Es dürfen sich an dieser Stelle all diejenigen angesprochen fühlen, die elektronische Kommunikationsdaten und Informationen in Bezug auf die Endeinrichtungen der Endnutzer (also Smartphone, PC, Tablet etc.) verarbeiten, die in Verbindung mit der Bereitstellung und Nutzung elektronischer Kommunikationsdienste stehen (Art. 2 Abs. 1 des Entwurfs). Was etwas kryptisch klingt, meint im Grunde nichts anderes, als den Umgang mit jeglichen Daten und Informationen, die aus der elektronischen Kommunikation herrühren. Darunter fallen der Einsatz von Tracking-Programmen (z.B. Cookies) ebenso wie das Direktmarketing oder die Verwendung von GPS-Daten zur Berechnung der schnellsten Fahrtroute. Sinn und Zweck des Entwurfs ist also eine umfassende und möglichst technologieneutrale Regelung zum Ausgleich der Interessen von Unternehmen und Nutzern. Es wird damit ein Ansatz verfolgt, der auch schon in der DSGVO zum Tragen kommt.
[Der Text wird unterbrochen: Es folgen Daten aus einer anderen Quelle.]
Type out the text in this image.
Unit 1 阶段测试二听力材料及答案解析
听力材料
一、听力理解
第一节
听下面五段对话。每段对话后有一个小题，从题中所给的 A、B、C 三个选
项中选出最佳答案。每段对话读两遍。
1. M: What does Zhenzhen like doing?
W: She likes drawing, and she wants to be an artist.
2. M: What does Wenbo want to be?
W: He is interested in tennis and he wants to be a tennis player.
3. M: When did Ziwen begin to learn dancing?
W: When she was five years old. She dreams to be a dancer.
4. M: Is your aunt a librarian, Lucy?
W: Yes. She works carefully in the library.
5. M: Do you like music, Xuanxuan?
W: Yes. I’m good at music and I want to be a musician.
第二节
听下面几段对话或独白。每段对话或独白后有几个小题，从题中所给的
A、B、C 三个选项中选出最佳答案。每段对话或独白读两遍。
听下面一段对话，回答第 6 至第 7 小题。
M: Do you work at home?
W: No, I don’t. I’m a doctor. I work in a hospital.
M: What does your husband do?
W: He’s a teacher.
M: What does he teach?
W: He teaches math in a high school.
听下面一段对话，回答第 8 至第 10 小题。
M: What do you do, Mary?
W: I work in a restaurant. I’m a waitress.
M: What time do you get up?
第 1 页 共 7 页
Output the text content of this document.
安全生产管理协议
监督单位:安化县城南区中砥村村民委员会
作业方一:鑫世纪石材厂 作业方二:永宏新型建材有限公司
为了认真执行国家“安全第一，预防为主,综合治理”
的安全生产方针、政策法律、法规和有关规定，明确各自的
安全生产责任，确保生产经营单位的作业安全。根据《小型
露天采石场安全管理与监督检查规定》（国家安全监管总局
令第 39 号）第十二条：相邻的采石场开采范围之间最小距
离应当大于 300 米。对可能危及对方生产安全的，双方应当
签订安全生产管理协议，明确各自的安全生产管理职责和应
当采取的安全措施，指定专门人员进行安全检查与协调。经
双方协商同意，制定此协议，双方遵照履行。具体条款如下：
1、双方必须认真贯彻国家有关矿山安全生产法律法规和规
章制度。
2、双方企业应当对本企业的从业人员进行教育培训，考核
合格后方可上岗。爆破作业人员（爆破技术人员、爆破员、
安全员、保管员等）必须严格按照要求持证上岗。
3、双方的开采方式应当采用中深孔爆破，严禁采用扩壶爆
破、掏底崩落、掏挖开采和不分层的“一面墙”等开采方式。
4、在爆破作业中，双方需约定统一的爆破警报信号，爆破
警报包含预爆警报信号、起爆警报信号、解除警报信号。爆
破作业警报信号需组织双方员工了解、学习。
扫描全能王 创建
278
Wie verhält sich der Entwurf zur DSGVO?

Das Inkrafttreten einer E-Privacy-Verordnung hieße nicht, dass künftig entweder diese oder die DSGVO gilt. Vielmehr ist erstere mit ihren spezielleren Regelungen als Ergänzung und Präzisierung der DSGVO gedacht, damit der in der DSGVO bereits enthaltene Schutzstandard auch im Bereich der elektronischen Kommunikation gewährleistet und intensiviert wird. Deutlich wird das Zusammenspiel beider Verordnungen insbesondere dadurch, dass der Entwurf bereits auf zahlreiche Begriffsbestimmungen und Voraussetzungen der DSGVO verweist (wie z.B. bei der Einwilligung in Art. 9 Abs. 1 Entwurf). Diese Form der Datenschutzregulierung ist auch keineswegs neu, da es sich mit den in Deutschland derzeit geltenden Regelungen ähnlich verhält. Das Bundesdatenschutzgesetz (BDSG) regelt den Datenschutz im Allgemeinen, während das Telekommunikationsgesetz (TKG) sowie das Telemediengesetz (TMG, insbesondere § 15) spezielle Regelungen für elektronische Informations- und Kommunikationsdienste enthalten.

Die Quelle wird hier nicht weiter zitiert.